= Peter R. Last =

Australian ichthyologist

Peter Robert Last is an Australian ichthyologist, curator of the Australian National Fish Collection and a senior principal research scientist at CSIRO Marine and Atmospheric Research (CMAR) in Hobart, Tasmania. He is an elasmobranch expert and has described many new species of shark.

Last graduated with a PhD from the University of Tasmania in 1983 with a thesis titled "Aspects of the ecology and zoogeography of fishes from soft-bottom habitats of the Tasmanian shore zone".

Last is the co-author of Sharks and Rays of Australia and co-author of A revision of the Australian handfishes (Lophiiformes: Brachionichthyidae), with descriptions of three new genera and nine new species. In 2009, the Australian Society for Fish Biology awarded Last its highest honour, the K. Radway Allen Award.
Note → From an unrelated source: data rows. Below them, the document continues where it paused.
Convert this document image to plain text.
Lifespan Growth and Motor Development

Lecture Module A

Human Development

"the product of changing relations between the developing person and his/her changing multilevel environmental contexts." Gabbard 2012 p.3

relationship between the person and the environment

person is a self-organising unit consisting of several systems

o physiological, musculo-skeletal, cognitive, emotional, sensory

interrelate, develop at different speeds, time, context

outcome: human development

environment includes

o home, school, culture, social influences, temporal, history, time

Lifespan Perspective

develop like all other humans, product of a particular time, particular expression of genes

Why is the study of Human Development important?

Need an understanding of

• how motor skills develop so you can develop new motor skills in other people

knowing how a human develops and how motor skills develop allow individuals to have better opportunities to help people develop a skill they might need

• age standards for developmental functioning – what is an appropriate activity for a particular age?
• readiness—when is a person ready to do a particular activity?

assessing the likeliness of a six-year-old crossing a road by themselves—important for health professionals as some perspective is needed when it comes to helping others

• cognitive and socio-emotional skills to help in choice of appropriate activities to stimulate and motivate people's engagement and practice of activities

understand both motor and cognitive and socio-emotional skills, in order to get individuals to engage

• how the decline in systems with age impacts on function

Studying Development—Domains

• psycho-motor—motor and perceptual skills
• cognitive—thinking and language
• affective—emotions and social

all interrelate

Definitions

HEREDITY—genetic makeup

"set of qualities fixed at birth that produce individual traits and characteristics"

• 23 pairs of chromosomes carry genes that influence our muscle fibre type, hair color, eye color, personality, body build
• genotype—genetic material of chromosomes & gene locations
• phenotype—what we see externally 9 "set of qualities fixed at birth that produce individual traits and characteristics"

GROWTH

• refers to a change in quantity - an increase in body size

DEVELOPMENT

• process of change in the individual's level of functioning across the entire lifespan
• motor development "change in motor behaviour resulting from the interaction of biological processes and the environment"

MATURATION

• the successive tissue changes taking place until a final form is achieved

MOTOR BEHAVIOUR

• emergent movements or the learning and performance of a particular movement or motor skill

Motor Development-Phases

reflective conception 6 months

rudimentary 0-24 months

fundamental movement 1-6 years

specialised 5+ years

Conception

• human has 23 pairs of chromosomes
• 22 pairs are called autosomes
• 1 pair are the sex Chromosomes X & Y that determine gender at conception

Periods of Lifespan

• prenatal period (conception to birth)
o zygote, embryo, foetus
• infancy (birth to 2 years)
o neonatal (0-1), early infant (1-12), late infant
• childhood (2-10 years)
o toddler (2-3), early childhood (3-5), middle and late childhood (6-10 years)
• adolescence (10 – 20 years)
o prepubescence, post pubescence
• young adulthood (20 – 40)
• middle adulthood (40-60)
==Taxon described by him==
- See :Category:Taxa named by Peter R. Last

== Taxon named in his honor ==
- The Rusty snailfish, Paraliparis lasti Stein, Chernova & Andriashev, 2001 is a species of snailfish found in the Eastern Indian Ocean.
- The Trawl perchlet, Plectranthias lasti J. E. Randall & Hoese, 1995 is a species of fish in the family Serranidae occurring in the Western Pacific Ocean.